PS Mentioning Medlar Jelly flashed back me back 50 years to Sunday dinner. Mum used to make it. One year it turned out horrible and she gave up. Pity.

Ian the electrical side is unchanged since the day it left the factory and served time in GKN.
Has a non dual voltage motor running at 400V.

No soft start, 1ph 240v to inverter giving 3ph 400v output is literally wired as a full on 3ph supply would be used or a static or rotary convertor.
I did have a 4kw 1ph 240v to 3ph 400v inverter this time 8 years ago and told to wire it direct to motor as a VFD. Manual and supplying company useless at helping wire in the important spindle start and foot brake then bowed down and said try it through control box/contactors etc. Not man enough to power a 2.2kw motor and lasted 1hr 23mins which they still owe me for.

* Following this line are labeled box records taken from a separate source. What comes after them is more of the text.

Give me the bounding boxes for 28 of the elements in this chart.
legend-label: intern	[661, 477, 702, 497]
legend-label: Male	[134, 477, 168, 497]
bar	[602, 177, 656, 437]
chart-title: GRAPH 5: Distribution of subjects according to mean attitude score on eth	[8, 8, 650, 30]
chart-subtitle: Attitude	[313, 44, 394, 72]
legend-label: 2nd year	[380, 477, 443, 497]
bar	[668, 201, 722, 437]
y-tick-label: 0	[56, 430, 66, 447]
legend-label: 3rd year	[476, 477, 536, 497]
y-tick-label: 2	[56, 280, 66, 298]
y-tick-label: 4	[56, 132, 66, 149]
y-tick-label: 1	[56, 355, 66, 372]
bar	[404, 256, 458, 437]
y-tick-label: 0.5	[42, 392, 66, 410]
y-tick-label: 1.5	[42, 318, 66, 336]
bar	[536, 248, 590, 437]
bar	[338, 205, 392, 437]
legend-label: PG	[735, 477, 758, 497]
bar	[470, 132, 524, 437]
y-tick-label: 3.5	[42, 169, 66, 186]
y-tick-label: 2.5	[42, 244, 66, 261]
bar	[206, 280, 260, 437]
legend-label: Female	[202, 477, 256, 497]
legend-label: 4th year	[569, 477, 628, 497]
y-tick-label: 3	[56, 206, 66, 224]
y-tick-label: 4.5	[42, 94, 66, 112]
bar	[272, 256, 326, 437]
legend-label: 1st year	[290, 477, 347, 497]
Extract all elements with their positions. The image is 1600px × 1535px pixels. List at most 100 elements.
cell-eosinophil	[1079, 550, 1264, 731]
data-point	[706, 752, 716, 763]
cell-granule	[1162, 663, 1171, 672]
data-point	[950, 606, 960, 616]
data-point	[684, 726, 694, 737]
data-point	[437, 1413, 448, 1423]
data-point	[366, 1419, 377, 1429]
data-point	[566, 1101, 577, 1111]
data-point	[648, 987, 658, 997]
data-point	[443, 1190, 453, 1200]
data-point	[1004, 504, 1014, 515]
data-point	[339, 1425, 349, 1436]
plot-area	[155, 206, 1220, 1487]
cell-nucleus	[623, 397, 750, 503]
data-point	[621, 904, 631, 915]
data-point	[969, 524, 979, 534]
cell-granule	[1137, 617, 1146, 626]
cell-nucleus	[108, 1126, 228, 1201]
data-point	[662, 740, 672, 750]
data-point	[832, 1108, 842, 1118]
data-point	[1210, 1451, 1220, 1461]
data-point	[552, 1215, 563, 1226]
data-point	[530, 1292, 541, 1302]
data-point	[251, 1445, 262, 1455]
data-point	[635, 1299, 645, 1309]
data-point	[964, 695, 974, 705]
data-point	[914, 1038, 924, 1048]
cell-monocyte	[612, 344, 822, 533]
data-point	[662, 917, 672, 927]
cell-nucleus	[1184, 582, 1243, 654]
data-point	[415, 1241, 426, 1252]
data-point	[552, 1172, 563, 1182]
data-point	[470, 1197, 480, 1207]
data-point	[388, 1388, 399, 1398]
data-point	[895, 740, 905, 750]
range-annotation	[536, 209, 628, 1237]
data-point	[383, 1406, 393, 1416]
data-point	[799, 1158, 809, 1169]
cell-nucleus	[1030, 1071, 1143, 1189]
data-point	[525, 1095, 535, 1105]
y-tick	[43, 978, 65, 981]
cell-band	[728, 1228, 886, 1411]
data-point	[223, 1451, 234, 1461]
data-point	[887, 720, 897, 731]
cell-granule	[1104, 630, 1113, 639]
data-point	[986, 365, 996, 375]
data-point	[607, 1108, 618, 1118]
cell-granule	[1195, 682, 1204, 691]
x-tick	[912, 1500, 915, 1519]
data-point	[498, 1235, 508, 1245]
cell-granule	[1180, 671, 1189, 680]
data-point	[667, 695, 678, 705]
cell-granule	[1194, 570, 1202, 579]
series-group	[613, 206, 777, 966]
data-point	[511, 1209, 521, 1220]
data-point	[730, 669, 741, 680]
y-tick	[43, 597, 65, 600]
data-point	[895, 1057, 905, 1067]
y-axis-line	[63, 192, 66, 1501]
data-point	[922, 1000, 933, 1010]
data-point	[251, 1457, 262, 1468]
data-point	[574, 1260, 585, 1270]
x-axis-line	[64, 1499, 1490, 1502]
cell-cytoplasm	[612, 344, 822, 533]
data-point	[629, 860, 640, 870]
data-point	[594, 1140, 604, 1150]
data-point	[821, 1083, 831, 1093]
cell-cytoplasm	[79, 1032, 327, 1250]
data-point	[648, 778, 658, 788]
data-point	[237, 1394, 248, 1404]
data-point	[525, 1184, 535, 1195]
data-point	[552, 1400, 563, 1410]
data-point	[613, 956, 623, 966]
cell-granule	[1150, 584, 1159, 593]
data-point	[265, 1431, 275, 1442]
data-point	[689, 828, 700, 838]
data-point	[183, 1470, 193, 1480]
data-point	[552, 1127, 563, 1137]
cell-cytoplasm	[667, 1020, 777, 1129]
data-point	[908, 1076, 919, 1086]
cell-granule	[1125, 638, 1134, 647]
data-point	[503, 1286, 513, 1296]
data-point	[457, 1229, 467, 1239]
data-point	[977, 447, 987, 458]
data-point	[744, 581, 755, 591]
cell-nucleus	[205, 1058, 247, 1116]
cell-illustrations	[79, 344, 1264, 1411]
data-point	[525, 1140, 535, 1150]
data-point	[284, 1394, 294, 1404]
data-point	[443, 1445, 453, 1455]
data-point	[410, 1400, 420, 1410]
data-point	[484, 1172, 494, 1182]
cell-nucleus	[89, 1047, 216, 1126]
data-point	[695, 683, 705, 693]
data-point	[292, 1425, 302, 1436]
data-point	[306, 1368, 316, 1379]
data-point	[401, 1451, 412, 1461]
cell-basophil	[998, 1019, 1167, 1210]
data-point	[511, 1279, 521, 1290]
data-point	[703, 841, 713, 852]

To add to above i have always had electrical supply problems and now in process of changing the motor as first port of call. Original non dual voltage and always had doubts on it.
Cant get a twin pulley 28 bore 100m until Thursday and 4 extra days downtime. Now putting motor and backing stand off plate back on, found out and whipped my pulley off the 1hp Brook Crompton motor on ML7 i used to use then bore it out 28mm then fit on new motor to bore out and slot lathes original fitment.

Only then will i know whether the larger 100 case will fit in, originals on M300 a 90 case with 24 shaft.

I will be the only person that has ran same machine with a 5.5hp Rotary convertor 400v, 1ph 35Amp draw 240V 7.5kw digital inverters 400v and run 10A 220V 3ph for comparison as a VFD.
No interest in speed changes got a gearbox for that, its more to do with a question i have constantly asked for the last 8 years regarding the torque loss running 220v, we shall find out.